Raspberry And Frangipane Tart
Total Time: 1 hr 10 mins
Preparation Time: 25 mins
Cook Time: 45 mins
Ingredients
- Servings: 8
- 500 g ready-made shortcrust pastry
- 200 g butter
- 200 g caster sugar
- 2 eggs, beaten
- 2 egg yolks
- 4 teaspoons kirsch (optional)
- 200 g ground almonds
- 4 tablespoons plain flour
- 85 good quality raspberry jam
- 110 g fresh raspberries
- icing sugar
Recipe
- 1 preheat oven to 200c/400°f.
- 2 roll out the pastry and use it to line a 25cm tart tin.
- 3 prick the base lightly all over with a fork and refrigerate again until firm.
- 4 make the frangipane: cream the butter in a bowl, gradually beat in the sugar, and continue beating until the mixture is light and soft.

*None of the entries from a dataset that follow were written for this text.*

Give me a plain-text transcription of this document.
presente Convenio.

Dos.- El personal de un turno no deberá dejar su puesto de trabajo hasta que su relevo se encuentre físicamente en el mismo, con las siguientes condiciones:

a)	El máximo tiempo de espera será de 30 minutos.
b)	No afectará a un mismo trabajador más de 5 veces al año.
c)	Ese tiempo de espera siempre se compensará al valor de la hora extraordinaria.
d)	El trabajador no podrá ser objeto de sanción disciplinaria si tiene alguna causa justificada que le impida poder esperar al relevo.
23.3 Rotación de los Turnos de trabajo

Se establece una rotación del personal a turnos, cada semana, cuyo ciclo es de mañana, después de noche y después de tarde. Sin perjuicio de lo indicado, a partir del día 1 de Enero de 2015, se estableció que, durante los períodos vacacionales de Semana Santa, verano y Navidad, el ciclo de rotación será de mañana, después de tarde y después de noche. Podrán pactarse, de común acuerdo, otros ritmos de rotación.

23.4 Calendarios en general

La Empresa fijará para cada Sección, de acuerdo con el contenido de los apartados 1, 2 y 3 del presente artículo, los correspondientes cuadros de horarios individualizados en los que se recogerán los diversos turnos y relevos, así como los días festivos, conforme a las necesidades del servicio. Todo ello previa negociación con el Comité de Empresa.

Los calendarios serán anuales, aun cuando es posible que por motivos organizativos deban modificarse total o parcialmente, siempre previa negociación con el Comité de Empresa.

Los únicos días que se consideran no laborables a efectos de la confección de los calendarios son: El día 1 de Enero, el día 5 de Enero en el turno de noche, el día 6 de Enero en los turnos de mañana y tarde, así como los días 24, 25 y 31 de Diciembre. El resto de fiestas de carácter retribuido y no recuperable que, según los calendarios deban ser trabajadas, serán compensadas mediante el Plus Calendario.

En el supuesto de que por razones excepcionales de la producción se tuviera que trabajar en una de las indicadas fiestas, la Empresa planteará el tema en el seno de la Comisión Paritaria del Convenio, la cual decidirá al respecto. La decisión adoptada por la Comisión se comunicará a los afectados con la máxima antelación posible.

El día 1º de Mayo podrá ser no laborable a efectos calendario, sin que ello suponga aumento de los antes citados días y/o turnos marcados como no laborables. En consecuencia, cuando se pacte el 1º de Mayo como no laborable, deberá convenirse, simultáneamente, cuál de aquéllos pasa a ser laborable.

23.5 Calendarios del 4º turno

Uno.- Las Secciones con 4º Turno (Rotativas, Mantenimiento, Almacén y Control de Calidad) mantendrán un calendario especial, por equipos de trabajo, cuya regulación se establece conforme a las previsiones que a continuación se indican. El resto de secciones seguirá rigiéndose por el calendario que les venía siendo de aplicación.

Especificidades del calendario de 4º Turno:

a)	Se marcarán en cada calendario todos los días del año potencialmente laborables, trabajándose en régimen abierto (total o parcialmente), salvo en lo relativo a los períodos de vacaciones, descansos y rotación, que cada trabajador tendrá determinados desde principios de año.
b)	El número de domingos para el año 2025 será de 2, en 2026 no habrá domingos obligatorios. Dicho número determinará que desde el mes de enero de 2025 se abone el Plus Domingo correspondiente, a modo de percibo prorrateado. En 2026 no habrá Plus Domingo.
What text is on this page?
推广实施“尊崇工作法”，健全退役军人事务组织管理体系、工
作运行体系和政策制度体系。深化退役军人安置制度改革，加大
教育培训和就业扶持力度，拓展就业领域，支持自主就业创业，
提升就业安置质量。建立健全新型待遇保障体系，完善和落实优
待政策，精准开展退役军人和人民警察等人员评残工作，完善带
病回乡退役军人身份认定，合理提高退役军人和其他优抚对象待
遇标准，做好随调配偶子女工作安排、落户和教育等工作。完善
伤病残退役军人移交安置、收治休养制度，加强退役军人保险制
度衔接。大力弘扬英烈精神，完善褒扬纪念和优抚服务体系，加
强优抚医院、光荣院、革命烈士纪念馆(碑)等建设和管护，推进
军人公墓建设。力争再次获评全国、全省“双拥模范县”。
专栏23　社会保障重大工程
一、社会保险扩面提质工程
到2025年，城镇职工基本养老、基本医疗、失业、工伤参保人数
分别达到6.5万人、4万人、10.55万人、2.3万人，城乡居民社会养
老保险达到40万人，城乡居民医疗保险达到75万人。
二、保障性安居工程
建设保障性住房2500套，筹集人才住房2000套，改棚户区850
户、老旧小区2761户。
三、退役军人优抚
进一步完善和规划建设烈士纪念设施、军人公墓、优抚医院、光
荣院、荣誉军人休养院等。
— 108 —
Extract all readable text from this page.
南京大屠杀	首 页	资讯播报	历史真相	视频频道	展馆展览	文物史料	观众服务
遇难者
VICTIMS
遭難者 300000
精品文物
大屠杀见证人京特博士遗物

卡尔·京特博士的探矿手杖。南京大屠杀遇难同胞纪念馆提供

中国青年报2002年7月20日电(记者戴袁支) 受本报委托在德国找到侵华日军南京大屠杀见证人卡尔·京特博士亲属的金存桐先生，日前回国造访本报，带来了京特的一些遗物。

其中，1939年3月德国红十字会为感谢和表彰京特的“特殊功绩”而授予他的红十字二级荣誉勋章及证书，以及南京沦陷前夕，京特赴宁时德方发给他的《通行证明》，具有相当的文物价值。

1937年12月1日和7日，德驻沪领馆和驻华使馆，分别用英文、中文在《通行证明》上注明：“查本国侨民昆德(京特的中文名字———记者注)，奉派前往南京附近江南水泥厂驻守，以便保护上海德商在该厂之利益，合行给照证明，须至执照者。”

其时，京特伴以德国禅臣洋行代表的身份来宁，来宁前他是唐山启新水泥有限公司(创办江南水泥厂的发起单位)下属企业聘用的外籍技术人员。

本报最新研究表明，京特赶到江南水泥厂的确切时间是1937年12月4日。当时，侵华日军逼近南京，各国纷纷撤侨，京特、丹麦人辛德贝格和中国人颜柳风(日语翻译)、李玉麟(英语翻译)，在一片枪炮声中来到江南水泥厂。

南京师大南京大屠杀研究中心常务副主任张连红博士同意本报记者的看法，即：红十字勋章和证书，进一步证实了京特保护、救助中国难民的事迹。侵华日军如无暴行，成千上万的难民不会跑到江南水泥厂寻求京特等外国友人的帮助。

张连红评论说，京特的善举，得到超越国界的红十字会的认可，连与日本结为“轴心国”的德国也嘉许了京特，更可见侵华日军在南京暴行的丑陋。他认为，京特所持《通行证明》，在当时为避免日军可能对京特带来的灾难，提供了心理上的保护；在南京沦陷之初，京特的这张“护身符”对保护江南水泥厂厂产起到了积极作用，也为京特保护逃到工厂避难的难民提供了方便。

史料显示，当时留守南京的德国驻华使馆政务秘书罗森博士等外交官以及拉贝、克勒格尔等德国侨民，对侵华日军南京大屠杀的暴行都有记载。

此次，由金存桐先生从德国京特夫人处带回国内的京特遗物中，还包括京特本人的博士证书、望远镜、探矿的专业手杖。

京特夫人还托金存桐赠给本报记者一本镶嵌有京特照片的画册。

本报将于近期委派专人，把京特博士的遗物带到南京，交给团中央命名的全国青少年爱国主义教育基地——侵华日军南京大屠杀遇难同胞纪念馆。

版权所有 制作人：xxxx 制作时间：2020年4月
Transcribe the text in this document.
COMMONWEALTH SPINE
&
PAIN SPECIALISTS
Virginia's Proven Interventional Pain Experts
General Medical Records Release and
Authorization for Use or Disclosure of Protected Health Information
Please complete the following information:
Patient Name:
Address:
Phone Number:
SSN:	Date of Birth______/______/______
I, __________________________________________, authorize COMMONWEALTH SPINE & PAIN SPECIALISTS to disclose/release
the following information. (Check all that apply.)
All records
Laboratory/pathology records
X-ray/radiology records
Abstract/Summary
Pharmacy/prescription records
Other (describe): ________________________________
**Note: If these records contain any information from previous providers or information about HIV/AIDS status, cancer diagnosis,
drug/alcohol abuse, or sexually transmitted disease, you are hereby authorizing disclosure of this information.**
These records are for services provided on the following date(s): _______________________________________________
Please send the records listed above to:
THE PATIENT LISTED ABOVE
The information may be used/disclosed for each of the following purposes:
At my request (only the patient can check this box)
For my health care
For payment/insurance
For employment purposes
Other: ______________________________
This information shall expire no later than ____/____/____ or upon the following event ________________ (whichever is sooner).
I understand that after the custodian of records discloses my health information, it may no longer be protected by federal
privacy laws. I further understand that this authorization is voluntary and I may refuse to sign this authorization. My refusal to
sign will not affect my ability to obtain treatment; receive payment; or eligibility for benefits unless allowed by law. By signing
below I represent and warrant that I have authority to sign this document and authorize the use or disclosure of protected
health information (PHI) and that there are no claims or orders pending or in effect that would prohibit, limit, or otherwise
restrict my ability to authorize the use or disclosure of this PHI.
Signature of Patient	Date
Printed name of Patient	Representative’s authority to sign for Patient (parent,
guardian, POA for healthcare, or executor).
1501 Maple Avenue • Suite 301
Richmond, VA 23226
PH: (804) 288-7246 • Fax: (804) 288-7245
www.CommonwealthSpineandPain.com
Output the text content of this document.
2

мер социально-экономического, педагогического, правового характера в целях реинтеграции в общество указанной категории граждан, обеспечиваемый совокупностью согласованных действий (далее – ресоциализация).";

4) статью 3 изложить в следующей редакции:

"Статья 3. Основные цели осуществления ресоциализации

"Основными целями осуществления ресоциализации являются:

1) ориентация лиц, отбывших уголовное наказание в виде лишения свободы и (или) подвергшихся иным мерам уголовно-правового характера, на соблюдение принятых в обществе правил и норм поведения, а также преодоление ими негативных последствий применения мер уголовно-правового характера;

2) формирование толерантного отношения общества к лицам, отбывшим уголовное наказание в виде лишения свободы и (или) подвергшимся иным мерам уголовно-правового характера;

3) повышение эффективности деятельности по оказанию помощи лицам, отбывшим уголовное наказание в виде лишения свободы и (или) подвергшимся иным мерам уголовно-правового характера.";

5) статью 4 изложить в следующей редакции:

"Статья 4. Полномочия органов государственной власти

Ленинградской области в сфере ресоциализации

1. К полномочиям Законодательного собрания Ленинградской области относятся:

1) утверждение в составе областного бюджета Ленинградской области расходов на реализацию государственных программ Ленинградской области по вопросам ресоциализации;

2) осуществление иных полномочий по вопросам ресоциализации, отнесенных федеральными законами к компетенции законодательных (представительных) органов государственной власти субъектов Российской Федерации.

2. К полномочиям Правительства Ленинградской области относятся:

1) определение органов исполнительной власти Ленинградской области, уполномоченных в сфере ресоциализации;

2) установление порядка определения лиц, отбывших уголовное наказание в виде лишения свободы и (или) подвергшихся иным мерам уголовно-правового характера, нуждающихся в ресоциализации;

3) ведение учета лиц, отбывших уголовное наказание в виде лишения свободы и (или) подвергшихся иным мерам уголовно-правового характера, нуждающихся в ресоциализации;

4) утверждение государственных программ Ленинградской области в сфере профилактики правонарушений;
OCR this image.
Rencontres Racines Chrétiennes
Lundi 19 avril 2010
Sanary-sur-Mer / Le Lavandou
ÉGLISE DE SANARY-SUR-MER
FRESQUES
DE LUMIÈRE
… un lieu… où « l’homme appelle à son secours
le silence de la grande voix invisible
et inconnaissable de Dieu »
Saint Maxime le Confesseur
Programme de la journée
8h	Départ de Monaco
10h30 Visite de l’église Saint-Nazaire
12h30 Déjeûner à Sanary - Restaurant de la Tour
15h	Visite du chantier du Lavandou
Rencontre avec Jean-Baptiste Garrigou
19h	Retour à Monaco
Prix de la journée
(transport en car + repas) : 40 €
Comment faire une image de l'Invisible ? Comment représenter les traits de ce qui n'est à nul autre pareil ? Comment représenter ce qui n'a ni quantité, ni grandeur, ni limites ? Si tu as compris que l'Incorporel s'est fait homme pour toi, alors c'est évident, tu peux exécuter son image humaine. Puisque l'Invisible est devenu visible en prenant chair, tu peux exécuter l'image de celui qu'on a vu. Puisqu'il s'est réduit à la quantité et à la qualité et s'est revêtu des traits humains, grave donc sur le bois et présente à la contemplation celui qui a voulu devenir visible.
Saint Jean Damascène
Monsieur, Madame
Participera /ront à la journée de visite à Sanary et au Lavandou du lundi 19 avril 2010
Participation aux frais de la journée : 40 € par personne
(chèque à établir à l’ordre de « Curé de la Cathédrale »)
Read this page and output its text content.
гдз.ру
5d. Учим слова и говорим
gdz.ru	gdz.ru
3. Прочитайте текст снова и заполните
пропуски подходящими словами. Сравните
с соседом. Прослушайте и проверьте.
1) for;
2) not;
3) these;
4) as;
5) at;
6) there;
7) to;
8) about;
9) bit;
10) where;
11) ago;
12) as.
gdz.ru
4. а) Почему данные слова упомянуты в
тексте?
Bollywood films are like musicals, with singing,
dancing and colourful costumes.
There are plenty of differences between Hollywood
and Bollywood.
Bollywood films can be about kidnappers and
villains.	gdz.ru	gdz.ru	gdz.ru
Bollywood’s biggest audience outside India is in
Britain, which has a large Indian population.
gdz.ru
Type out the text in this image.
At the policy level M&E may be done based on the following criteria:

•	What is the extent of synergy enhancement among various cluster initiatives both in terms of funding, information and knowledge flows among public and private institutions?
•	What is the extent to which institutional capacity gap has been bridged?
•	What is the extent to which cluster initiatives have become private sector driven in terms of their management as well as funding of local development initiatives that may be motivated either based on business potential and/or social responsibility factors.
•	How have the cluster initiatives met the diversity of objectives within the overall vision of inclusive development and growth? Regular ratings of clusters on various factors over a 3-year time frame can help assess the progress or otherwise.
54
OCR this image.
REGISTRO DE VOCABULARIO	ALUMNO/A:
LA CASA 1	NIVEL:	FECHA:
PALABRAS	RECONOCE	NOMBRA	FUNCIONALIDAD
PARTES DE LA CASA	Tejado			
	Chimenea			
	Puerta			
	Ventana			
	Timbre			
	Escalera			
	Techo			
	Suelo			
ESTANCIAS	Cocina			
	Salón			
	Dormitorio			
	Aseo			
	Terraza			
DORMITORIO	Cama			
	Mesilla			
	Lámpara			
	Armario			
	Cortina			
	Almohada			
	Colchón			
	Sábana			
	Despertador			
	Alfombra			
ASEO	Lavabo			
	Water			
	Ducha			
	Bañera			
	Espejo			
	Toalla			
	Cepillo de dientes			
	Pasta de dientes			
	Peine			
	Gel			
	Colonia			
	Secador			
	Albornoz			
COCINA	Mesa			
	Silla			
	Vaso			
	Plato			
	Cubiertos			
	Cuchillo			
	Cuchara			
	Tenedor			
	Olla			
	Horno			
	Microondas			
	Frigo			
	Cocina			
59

- 5 gradually add the eggs and yolks, beating well after each addition.
- 6 add the kirsch if it is being used, and then stir in the ground almonds and flour.
- 7 spread the jam evenly over the base of the chilled pastry case.
- 8 sprinkle with the raspberries so that they are evenly spaced.
- 9 pile the frangipane over the raspberries and use a spatula to smooth it.
- 10 bake the tart near the top of the oven for ten minutes or until the pastry is beginning to brown.
- 11 turn down the oven temperature to 180c/350f and bake for a further 40- 45 minutes or until the frangipane is set.
- 12 dust with icing sugar just before serving.